This section is from the book "A Treatise On Beverages or The Complete Practical Bottler", by Charles Herman Sulz. Also available from Amazon: A Treatise On Beverages.
Absolutely or chemically pure water is never found in nature. Absolutely pure water consists of a chemical combination of two volumes of hydrogen with one of oxygen gas, containing absolutely nothing else.
The words pure water are used in two distinct senses. The scientific chemist uses them to describe water which is nothing but water; the public and the scientific chemists, too, use them to describe water which is not impure, but which may contain small quantities of many harmless, nay useful, dissolved solid and gaseous substances.
It is probable that no person has ever drunk a single half pint of pure water; that is, chemically-pure water. Probably not one person in ten thousand has ever seen chemically-pure water, and not one in a 2 million seen more than a few drops bedewing the inner sides of a closed bottle. When a scientist closed up the two elements of water, namely, pure hydrogen gas and pure oxygen gas in a bottle, and ignited the mixture, a film of moisture was seen inside the glass; and if the operation was several times repeated, a few drops were perhaps collected within the vessel.
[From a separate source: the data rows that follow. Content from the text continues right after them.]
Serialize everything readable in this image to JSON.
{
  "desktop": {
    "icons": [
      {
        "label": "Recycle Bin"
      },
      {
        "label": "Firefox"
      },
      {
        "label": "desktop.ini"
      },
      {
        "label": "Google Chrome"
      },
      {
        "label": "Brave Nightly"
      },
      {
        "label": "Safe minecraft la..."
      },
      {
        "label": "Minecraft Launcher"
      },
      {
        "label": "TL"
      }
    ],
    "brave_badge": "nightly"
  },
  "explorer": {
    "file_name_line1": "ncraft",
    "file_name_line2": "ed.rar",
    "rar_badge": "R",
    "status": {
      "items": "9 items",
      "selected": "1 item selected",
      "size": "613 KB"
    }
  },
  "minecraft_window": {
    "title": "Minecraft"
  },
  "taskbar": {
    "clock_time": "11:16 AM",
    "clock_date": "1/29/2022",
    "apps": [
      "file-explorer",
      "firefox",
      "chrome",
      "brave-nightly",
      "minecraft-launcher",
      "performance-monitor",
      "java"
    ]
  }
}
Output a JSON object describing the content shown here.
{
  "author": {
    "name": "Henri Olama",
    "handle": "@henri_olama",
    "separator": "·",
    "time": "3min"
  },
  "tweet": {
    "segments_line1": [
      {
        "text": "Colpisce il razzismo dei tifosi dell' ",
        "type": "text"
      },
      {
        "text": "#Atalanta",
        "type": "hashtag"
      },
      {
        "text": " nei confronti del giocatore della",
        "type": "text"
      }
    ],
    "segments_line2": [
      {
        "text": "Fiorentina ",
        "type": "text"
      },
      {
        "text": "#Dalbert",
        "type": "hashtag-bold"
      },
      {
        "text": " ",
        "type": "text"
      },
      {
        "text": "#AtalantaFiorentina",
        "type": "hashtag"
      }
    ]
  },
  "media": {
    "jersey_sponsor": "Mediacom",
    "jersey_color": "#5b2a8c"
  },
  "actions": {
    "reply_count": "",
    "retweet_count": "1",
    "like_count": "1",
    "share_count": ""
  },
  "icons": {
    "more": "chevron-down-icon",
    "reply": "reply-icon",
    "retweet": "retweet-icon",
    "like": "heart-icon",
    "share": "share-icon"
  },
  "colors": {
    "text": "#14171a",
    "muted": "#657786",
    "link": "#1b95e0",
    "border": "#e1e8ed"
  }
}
This was pure water, though, indeed, we should make no mere trivial assertion if we said that even this apparently chemically pure water would contain traces of alkali dissolved from the glass, or would contain in solution traces of either free hydrogen, free oxygen, or even air, the presence of which is unavoidable by human manipulators.
Fig. 4. - condenser and Filter.
Fig. 5. - Plan, Condenser and Filter.
A, Steam inlet; B, Outlet to filter; C, Circulating water inlet; D, Circulating overflow; E, Distilled and filtered water outlet; F, Relief pipe G, Animal charcoal filter.
For all practical purposes, however, even for those of exact chemical analysis, when water is thus produced from its pure elements, out of contact of air, it is pure water.